Your toddler is tugging at their ear and acting extra fussy. Could it be an ear infection?
Ear infections are one of the most common reasons parents bring their child to the doctor. In fact, five out of six kids will experience at least one ear infection by their third birthday. The condition, also known as acute otitis media, is an inflammation of the middle ear that occurs when fluid builds up behind the eardrum and becomes infected by bacteria or a virus. Since your child may not yet have the language skills to communicate their pain, it’s important to learn the signs and symptoms of an ear infection, and when it’s time to see a medical provider.
Signs and Symptoms
- tugging or pulling at the ear(s)
- ear pain that’s worse when lying down
- irritable or fussier than usual
- crying more than usual
- difficulty hearing and/or failing to respond to sounds
- difficulty balancing
- drainage from the ear
- Fever (100 F or higher)
- difficulty sleeping
- loss of appetite
These symptoms can indicate a number of conditions, so it’s important to get an accurate diagnosis and proper treatment from a medical provider.
When To See A Doctor
Call your child’s doctor, or head right into our clinic if:
- symptoms last for more than a day
- ear pain is severe
- your child is sleepless or irritable after a cold or upper respiratory infection
- you observe a discharge of fluid, pus or blood from the ear
To diagnose ear pain, our provider will review your child’s symptoms, perform a physical exam, and use a lighted instrument, called an otoscope, to view the eardrum. The provider may also use a pneumatic otoscope to check for fluid behind the eardrum.

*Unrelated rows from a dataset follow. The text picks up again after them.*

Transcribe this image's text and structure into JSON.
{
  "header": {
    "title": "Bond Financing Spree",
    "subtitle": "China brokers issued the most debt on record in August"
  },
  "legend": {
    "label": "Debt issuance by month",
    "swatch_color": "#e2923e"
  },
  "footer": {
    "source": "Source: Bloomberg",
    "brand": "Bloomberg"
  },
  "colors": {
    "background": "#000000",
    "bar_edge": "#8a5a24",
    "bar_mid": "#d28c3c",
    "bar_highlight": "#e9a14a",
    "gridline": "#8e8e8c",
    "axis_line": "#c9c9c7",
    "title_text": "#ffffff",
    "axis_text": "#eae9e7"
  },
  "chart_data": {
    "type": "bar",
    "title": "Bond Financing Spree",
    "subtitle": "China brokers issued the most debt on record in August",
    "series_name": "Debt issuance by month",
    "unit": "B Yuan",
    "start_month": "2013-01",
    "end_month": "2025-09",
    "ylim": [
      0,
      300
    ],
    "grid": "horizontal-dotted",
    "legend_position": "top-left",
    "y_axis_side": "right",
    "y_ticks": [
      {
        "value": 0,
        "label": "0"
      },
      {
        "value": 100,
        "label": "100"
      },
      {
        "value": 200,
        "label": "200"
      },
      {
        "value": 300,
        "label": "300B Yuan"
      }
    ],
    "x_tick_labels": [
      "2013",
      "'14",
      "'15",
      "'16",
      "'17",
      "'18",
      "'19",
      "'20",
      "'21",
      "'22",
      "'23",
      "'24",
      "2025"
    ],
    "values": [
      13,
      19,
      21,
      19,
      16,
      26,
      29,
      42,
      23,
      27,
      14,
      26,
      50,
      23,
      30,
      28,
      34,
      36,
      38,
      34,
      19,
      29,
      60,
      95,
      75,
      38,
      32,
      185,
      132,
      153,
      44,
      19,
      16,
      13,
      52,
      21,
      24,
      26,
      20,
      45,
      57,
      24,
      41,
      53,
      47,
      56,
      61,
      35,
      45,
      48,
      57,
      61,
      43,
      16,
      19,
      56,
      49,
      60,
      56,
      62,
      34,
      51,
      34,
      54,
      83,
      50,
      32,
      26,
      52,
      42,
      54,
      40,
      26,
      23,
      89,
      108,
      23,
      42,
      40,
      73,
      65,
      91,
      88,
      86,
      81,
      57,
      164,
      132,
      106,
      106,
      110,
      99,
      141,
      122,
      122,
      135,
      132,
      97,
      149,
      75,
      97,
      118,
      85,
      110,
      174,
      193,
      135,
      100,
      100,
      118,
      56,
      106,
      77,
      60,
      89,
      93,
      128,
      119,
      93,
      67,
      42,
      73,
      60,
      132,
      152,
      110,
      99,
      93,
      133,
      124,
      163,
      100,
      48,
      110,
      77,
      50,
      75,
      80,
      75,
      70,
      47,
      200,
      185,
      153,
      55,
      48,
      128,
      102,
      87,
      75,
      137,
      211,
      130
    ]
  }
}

If symptoms indicate a bacterial infection, we may prescribe a course of antibiotics. Other times, it’s best to simply monitor the situation and focus on symptom management. Some earaches are not caused by bacterial infection, and will get better on their own with 1-2 days. In fact, as many as 30% of acute otitis media cases are due to a viral infection which do not respond to antibiotics. But one should also keep in mind a viral infection oftentimes predisposes children to a secondary bacterial infection. Another risk factor for ear infections is an allergy to dairy. It may be helpful to eliminate dairy for a short period of time while you and your physician determine if this could be a contributing factor. Ear drops and over-the-counter pain relievers such as acetaminophen and ibuprofen can reduce fever and ease pain. There are even natural ear drop formulas that contain herbs, such as, garlic and St. John’s Wort, that are fantastic at relieving pain. Additional support may include immune-boosting nutrients, such as, vitamins A, C, D, and zinc, and hydrotherapy. Hydrotherapy is performed by applying alternating hot and cold compresses to the affected ear for pain relief and to promote enhanced immune activity and circulation to the area.